Staring down a recession
Industry outlook includes downturns, opportunities and uncertainties
Between managing the sudden migration to telework, implementing COVID safety requirements on jobsites, reinventing work schedules, deciphering aid programs, juggling supply chain shifts and responding to clients’ new requirements, construction industry executives could be forgiven if they haven’t found time to digest economic forecasts and realign their strategic plans to meet the new shape of the construction market.
Yet 2020’s economy continues to shift beneath our feet and companies will need to be ready to weather the downturns, seize the opportunities and adjust to what is still a volatile economic outlook.
“We’re still optimistic about the growth of the economy, but I don’t think we should put any blinders on,” said Spencer Levy, Chairman of Americas Research and Senior Economic Advisor at CBRE. “The pathway of reopening the economy has been much choppier in the short term than many of us feared.”
That turbulence has prompted Levy, who previously expected a sharp V-shaped recovery for the economy, to caution that the pathway to a vast, full recovery “has gotten murkier … It is going to be very challenging even though we will be continuing to grow as the disease is brought under control.”
At Gray and Son, President and COO Rick Scheetz is already seeing a reduction in contract competitions.
“For commercial and residential, we know a slowdown will come because bidding activity has slowed,” Scheetz said. “The Architectural Billings Index (ABI) has been down for the past couple of months and it is a leading indicator of construction activity six to nine months out. So we are preparing for 2021 to be a softer year than 2020.”
The ABI — which tracks monthly billings for design work by architectural firms and measures changing value of design contracts and inquiries into new work — predicted the last two recessions nine to 11 months before those recessions began. In April, the ABI recorded the largest monthly decline in its history — a drop that more than doubled the decline experienced before the 2008 Great Recession. Analysts of the ABI report warned that the country could experience “a very pronounced W-shaped recovery” and that the country was “sitting on the edge” of the second drop in economic activity.
National economic trends, however, don’t necessarily predict what exactly will happen with Maryland’s construction economy over the next 18 months.
“Maryland’s economy held up better than most despite the fact that we have some of the most aggressive social distancing directives in the country,” said Anirban Basu, Chairman and CEO of Sage Policy Group.
Buoyed by a highly-educated workforce, extensive professional services and government sectors, and a widespread ability to shift to telework, Maryland’s economy could still experience a fast, if erratic, V-shaped recovery in 2020 “and 2021 will be a period of very robust economic expansion,” Basu said.

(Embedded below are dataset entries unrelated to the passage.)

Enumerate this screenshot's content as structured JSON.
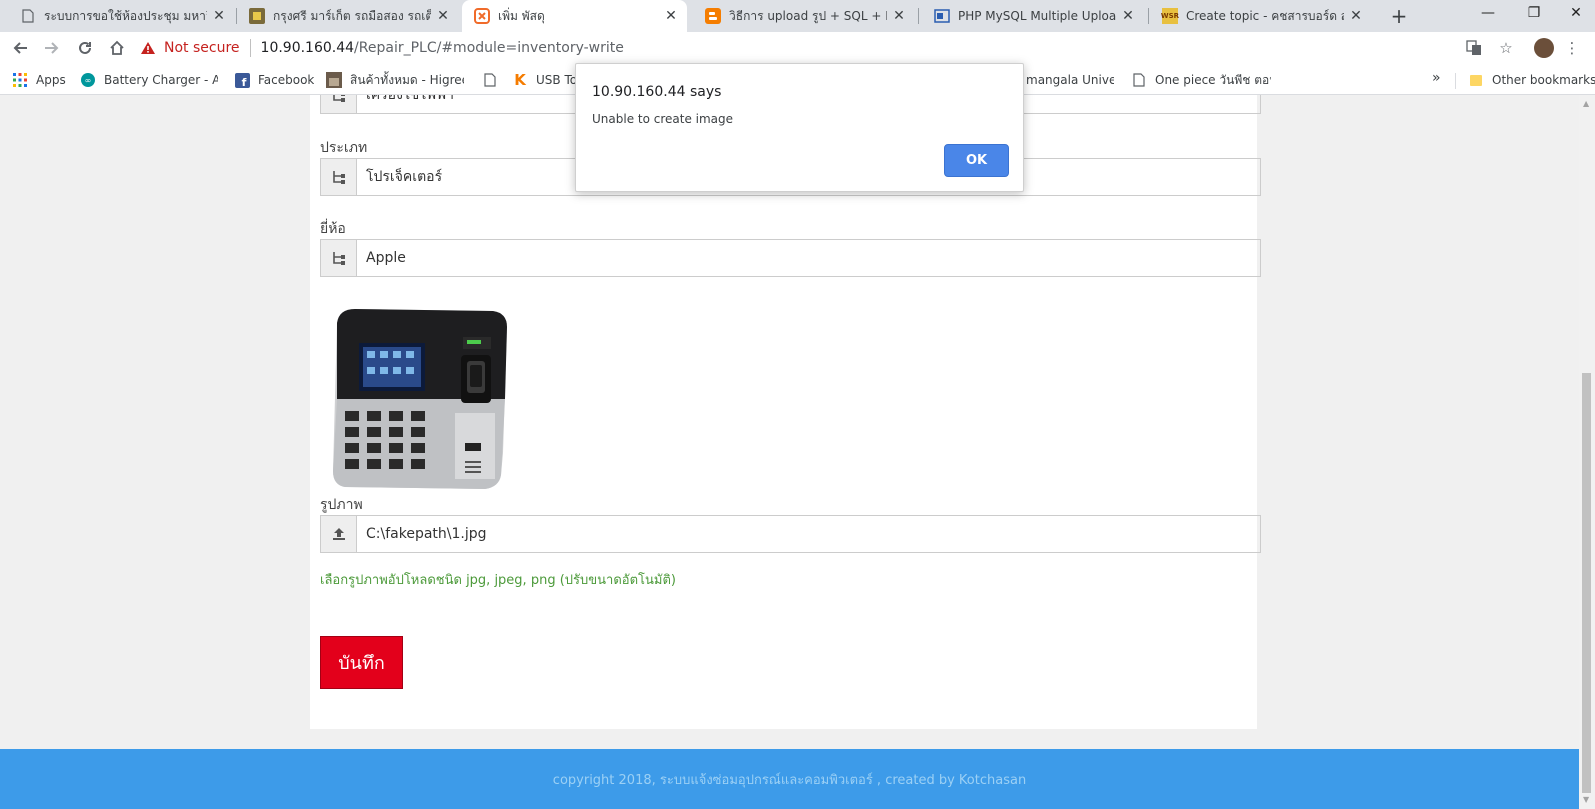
{
  "browser": {
    "tabs": [
      {
        "title": "ระบบการขอใช้ห้องประชุม มหาวิทยาลัย",
        "favicon": "page-icon"
      },
      {
        "title": "กรุงศรี มาร์เก็ต รถมือสอง รถเต็นท์ รถ",
        "favicon": "krungsri-icon"
      },
      {
        "title": "เพิ่ม พัสดุ",
        "favicon": "xampp-icon"
      },
      {
        "title": "วิธีการ upload รูป + SQL + Resize",
        "favicon": "blogger-icon"
      },
      {
        "title": "PHP MySQL Multiple Upload File",
        "favicon": "site-icon"
      },
      {
        "title": "Create topic - คชสารบอร์ด สำหรับ",
        "favicon": "wsr-icon"
      }
    ],
    "favicon_text": {
      "wsr": "WSR"
    },
    "toolbar": {
      "security_label": "Not secure",
      "url_host": "10.90.160.44",
      "url_path": "/Repair_PLC/#module=inventory-write"
    },
    "bookmarks": [
      {
        "label": "Apps",
        "icon": "apps-grid-icon"
      },
      {
        "label": "Battery Charger - Ard",
        "icon": "arduino-icon"
      },
      {
        "label": "Facebook",
        "icon": "facebook-icon"
      },
      {
        "label": "สินค้าทั้งหมด - Higreen",
        "icon": "higreen-icon"
      },
      {
        "label": "",
        "icon": "page-icon"
      },
      {
        "label": "USB To",
        "icon": "k-icon"
      },
      {
        "label": "mangala Univers",
        "icon": ""
      },
      {
        "label": "One piece วันพีช ตอนที่",
        "icon": "page-icon"
      }
    ],
    "bookmark_k": "K",
    "other_bookmarks": "Other bookmarks"
  },
  "form": {
    "top_field_value": "เครื่องใช้ไฟฟ้า",
    "type_label": "ประเภท",
    "type_value": "โปรเจ็คเตอร์",
    "brand_label": "ยี่ห้อ",
    "brand_value": "Apple",
    "image_label": "รูปภาพ",
    "image_value": "C:\\fakepath\\1.jpg",
    "image_hint": "เลือกรูปภาพอัปโหลดชนิด jpg, jpeg, png (ปรับขนาดอัตโนมัติ)",
    "save_label": "บันทึก"
  },
  "footer": {
    "text": "copyright 2018, ระบบแจ้งซ่อมอุปกรณ์และคอมพิวเตอร์ , created by Kotchasan"
  },
  "alert": {
    "title": "10.90.160.44 says",
    "message": "Unable to create image",
    "ok_label": "OK"
  },
  "colors": {
    "save_button": "#e3001b",
    "footer_bg": "#3d9be9",
    "hint_text": "#4c9a3a",
    "alert_ok": "#4a86e8",
    "not_secure": "#c5221f"
  }
}
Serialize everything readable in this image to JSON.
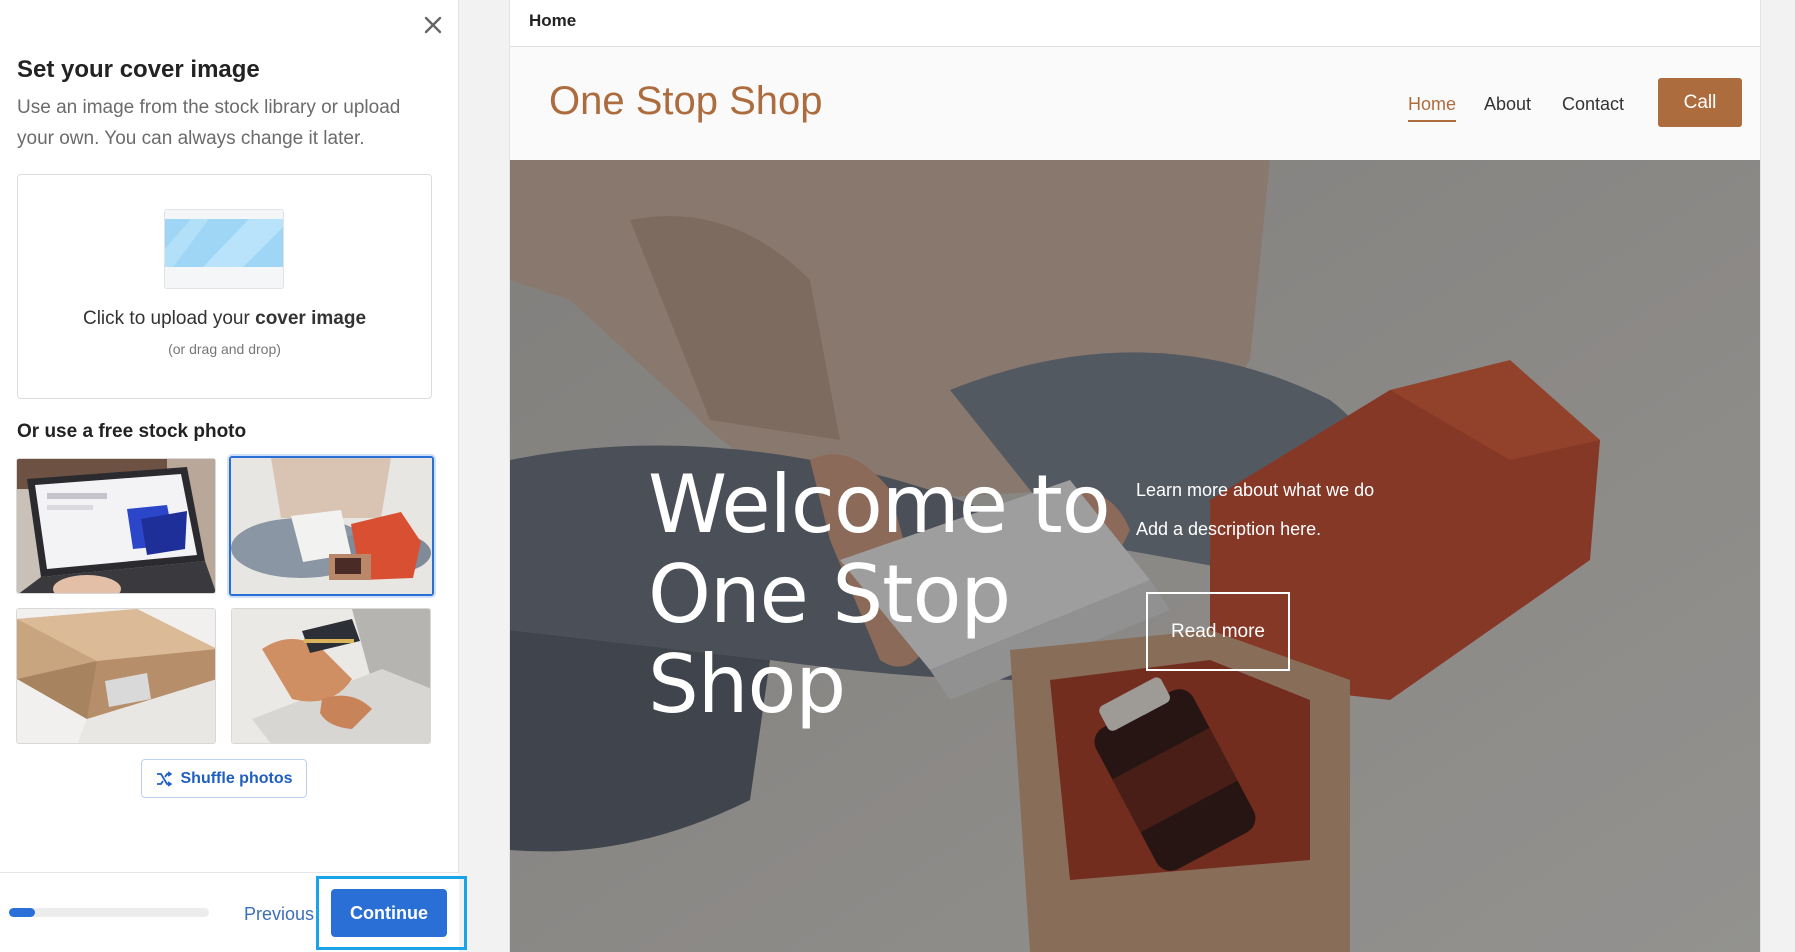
{
  "left_panel": {
    "title": "Set your cover image",
    "subtitle": "Use an image from the stock library or upload your own. You can always change it later.",
    "upload": {
      "prefix": "Click to upload your ",
      "emphasis": "cover image",
      "hint": "(or drag and drop)"
    },
    "stock_title": "Or use a free stock photo",
    "shuffle_label": "Shuffle photos",
    "footer": {
      "progress_fraction": 0.13,
      "previous_label": "Previous",
      "continue_label": "Continue"
    }
  },
  "preview": {
    "tab_label": "Home",
    "logo": "One Stop Shop",
    "nav": {
      "home": "Home",
      "about": "About",
      "contact": "Contact"
    },
    "call_label": "Call",
    "hero": {
      "title": "Welcome to One Stop Shop",
      "desc_line1": "Learn more about what we do",
      "desc_line2": "Add a description here.",
      "read_more": "Read more"
    }
  },
  "colors": {
    "brand": "#ad6c3e",
    "accent_blue": "#2a6fd6",
    "focus_outline": "#1aa3e8"
  }
}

He anticipates the economy will be strengthened by two further federal stimulus measures — aid to state and local governments and a massive infrastructure package.
In the midst of the economic turmoil, several construction sectors are poised to experience growth.

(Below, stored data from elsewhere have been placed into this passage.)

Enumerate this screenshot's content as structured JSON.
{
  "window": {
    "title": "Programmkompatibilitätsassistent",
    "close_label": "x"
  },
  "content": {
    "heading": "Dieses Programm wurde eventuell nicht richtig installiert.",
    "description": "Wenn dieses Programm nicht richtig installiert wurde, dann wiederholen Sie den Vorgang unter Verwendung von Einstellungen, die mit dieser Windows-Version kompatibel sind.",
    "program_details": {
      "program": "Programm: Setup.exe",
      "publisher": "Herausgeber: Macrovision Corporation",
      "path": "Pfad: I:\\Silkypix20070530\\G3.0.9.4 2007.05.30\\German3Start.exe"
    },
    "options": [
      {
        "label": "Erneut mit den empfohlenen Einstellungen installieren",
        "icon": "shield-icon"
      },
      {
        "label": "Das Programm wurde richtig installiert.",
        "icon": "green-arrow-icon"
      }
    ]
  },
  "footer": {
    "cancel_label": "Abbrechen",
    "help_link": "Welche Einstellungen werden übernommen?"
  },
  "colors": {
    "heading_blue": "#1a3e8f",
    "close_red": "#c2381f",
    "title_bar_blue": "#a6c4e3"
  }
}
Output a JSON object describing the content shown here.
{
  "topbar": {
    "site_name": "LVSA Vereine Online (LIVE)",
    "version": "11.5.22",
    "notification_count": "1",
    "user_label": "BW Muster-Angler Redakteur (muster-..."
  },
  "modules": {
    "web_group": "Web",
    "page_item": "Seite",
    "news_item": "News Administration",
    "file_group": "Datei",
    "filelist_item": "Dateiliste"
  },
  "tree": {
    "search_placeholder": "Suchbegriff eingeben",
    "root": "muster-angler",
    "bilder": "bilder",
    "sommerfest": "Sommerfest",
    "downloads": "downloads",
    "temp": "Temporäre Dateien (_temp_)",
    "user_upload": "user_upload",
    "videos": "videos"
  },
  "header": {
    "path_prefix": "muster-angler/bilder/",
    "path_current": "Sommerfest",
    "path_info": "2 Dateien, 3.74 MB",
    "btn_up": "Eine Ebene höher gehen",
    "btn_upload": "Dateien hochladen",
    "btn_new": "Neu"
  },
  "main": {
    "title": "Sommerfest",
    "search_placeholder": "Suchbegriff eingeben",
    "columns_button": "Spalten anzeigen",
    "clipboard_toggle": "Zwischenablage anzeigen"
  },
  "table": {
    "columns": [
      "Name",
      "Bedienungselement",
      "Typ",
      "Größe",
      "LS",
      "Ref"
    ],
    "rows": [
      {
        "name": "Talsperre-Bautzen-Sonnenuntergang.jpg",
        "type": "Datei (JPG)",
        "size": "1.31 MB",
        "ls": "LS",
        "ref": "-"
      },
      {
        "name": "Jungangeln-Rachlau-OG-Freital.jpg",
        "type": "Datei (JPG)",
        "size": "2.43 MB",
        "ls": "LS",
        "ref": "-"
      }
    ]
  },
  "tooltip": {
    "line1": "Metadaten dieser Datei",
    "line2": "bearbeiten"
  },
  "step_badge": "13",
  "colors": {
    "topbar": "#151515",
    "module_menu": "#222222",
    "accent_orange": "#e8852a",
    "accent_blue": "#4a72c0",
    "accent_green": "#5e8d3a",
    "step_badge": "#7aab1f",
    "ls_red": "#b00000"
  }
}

“Major medical systems — such as University of Maryland, Johns Hopkins and MedStar — recognize that there needs to be more investment in their inpatient capacity… Healthcare in the longer term stands to be a significant source of construction activity,” Basu said.
The shift to e-commerce is increasing the already strong demand for fulfillment centers in Maryland. Online shopping along with widespread adoption of telework and the need for expanded public health data systems is also expected to increase the demand for data centers.

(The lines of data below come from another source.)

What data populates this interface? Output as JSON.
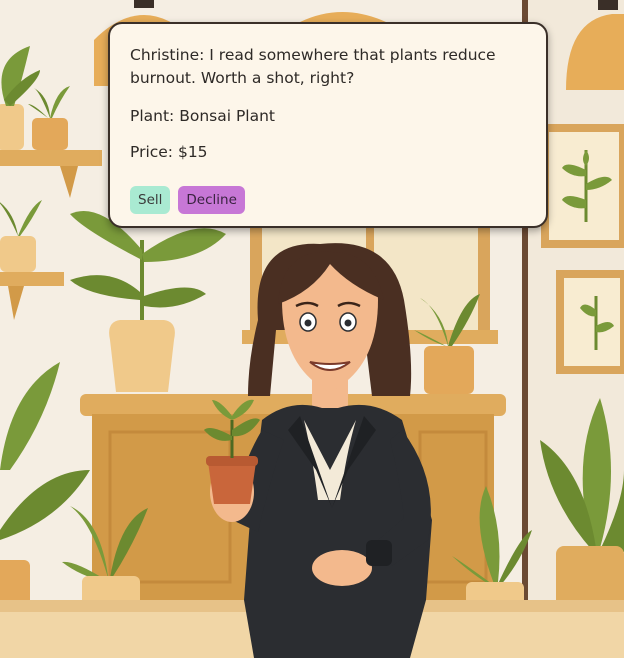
{
  "dialog": {
    "speaker": "Christine",
    "quote": "Christine: I read somewhere that plants reduce burnout. Worth a shot, right?",
    "plant_line": "Plant: Bonsai Plant",
    "price_line": "Price: $15"
  },
  "actions": {
    "sell_label": "Sell",
    "decline_label": "Decline"
  },
  "colors": {
    "wall": "#f4ece0",
    "shelf_wood": "#e0ac5e",
    "leaf_green": "#7a9a3a",
    "jacket": "#2b2d31",
    "sell_button": "#a9ead2",
    "decline_button": "#c777d6"
  },
  "scene_items": [
    "hanging-lamp-icon",
    "potted-plant-icon",
    "framed-leaf-art-icon",
    "wooden-cabinet",
    "window",
    "customer-christine",
    "small-potted-seedling-icon",
    "wristwatch-icon"
  ]
}
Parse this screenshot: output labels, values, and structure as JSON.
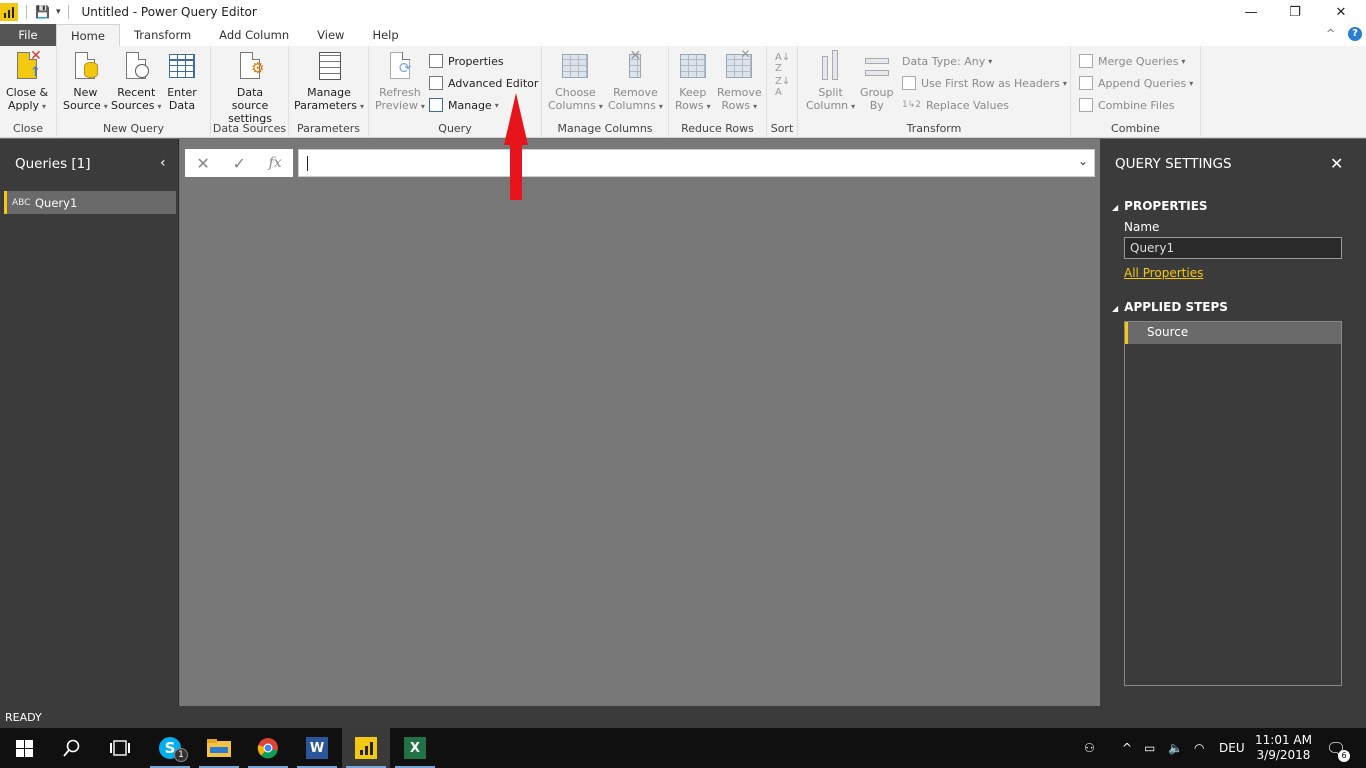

“There is obviously going to be more onshoring and reshoring of manufacturing as companies work to bring supply chains closer to their customers,” said Daraius Irani, PhD, Chief Economist at the Regional Economic Studies Institute at Towson University.
Maryland could see some of the increased need for industrial space. Given the relatively high cost of land in Maryland, however, those facilities would likely be for high-value manufacturing operations, such as vaccines,therapeutics and medical equipment, Irani said.
The prospects for commercial construction are less promising. The flight to telework and ongoing pandemic will produce “a very weak commercial real estate sector with lots of office vacancy and retail vacancy,” Basu said.
The current aversion to public transit and crowded urban centers could prompt employers to open suburban offices. However, construction loans will be very difficult to obtain in the near future, Levy warned.
Despite uncertainties surrounding the economy and the pandemic, many contractors still have considerable time to prepare for a market downturn.
“We’re going like gangbusters right now” with projects for several public school systems, the University of Maryland and the Maryland Stadium Authority, said Tom Gnau, President of J. Vinton Schafer & Sons. “But I expect future [public sector] budgets will be slashed… I have already talked with some engineers and designers who have indicated that they are laying offpeople. So I can’t see how this won’t have an effect on our future workflow.”
To prepare for that downturn, J. Vinton Schafer is already researching opportunities to diversify into other market segments.
Principals at GWWO are bracing for a similar, delayed downturn about 18 months from now in their typical workload of educational and cultural facilities. To prepare, the firm is reinforcing its ongoing standards — do really good work, become a client’s architect of choice and always take the opportunity to talk to clients about possible, future projects, said Paul Hume.
“We saw in 2008 as belts tightened that owners and clients gave more work to architects they enjoyed working with, who provided good service and who they didn’t want to see go out of business.”